Craco is a commune that sits atop a hillside, overlooking a valley of hills. The ghost town is located in the region of Basilicata and the province of Matera about 25 miles inland from the Gulf of Taranto at the instep of the “boot” of Italy. Around ad 540, the town was first inhabited by the Greeks who called it “Montedoro.” Its residents slowly started leaving in 1892 because of harsh environmental issues. It was eventually completely abandoned in 1980. However, because of its beautiful medieval architecture, it remains a tourist attraction as well as a popular filming location.
Hashima Island, Japan
Hashima Island, nicknamed “Battleship Island,” is located nine miles outside of Nagasaki. It served as a coal mining facility from 1887 to 1974. It featured concrete apartment buildings and a sea wall that surrounded the island. Coal helped fuel the Japanese colonies during Japan’s industrialization age. In 1890, Mitsubishi bought the island, intending to tap the underwater coal mines. However, as petroleum replaced coal, coal mines in Japan started to close down. Hashima Island was officially closed by Mitsubishi in 1974. The island has been open to the public for tours since April 2009.
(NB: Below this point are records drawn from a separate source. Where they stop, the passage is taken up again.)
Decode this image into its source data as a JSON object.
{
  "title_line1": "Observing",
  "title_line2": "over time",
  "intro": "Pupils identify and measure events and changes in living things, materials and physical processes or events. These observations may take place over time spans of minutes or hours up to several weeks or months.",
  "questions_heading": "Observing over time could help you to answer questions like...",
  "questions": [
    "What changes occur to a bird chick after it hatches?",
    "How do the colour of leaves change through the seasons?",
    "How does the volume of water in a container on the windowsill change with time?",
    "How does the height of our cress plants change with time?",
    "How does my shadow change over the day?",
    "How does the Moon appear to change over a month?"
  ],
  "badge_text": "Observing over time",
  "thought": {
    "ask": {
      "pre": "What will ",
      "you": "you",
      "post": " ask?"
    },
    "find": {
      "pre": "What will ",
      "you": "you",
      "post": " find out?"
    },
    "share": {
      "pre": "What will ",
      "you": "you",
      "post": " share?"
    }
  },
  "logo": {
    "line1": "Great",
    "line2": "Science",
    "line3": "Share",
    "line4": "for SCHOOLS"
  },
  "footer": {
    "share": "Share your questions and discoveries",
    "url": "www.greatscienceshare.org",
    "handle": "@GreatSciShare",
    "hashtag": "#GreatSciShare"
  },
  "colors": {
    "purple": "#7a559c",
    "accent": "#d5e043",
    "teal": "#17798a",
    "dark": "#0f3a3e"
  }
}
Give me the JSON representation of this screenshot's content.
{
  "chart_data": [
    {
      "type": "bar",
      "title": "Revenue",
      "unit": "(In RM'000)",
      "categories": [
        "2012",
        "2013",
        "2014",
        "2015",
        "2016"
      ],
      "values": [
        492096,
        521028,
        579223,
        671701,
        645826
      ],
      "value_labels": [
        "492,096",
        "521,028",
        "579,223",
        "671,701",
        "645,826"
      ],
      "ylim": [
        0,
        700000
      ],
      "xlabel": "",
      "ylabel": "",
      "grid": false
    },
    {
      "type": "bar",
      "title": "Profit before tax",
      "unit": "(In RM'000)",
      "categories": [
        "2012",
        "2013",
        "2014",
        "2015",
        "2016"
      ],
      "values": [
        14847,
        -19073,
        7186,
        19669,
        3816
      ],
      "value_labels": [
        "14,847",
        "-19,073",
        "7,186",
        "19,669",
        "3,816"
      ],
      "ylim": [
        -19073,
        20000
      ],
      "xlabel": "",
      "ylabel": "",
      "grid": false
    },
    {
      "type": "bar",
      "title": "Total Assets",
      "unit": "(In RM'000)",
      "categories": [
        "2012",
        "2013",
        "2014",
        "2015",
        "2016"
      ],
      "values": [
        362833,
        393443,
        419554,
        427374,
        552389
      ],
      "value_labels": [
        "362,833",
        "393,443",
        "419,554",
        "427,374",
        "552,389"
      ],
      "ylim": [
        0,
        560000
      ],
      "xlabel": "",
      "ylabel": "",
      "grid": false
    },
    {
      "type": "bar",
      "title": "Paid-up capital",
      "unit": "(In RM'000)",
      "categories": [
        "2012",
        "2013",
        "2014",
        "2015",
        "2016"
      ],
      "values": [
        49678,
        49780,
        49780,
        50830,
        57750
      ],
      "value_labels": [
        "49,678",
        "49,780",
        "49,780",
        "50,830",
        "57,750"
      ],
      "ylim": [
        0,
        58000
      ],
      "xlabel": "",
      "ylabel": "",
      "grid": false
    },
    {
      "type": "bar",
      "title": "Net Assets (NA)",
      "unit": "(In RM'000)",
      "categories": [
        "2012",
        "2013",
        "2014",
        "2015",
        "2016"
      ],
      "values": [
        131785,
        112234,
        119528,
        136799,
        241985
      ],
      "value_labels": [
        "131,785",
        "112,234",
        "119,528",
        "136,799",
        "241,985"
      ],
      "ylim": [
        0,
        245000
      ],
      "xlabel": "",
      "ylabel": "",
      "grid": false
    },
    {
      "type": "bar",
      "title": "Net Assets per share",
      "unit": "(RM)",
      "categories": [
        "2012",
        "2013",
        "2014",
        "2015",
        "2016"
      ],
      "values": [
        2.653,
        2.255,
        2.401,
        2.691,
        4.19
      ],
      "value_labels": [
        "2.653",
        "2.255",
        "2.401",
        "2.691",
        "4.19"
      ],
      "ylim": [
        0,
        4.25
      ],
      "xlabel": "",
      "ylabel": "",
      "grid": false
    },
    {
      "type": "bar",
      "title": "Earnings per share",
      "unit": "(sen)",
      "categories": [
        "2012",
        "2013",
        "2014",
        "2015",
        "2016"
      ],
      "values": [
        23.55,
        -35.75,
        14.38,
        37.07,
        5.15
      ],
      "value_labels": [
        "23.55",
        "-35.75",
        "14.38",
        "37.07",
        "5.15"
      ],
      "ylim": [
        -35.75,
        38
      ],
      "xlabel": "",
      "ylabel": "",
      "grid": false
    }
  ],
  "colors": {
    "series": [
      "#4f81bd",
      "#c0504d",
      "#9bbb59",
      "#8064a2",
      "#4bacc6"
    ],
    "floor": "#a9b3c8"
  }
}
Pripyat, Ukraine—a ghost city that suffered from a nuclear disaster—was the ninth nuclear city of the Soviet Union that helped serve the nearby Chernobyl Nuclear Plant. The city, unlike cities of military importance in the Soviet Union, was not restricted before the Chernobyl Nuclear Disaster. The city had a population of 49,400 people with an average age of 26. It was declared an official city in 1979 but was abandoned shortly thereafter, with the Chernobyl disaster on April 26, 1986. Radiation levels have dropped since then, and guided tours are now offered in and around the city.
Pyramiden, Norway, was a Russian settlement once occupied by over 1,000 people. Perhaps what is most interesting about Pyramiden is its low-rate decay—which can be attributed to the frigid local climate. Buildings and other relics have remained almost exactly as when they were still in use. Today tourists can access Pyramiden by boat or by snowmobile, either independently or as part of a guided tour.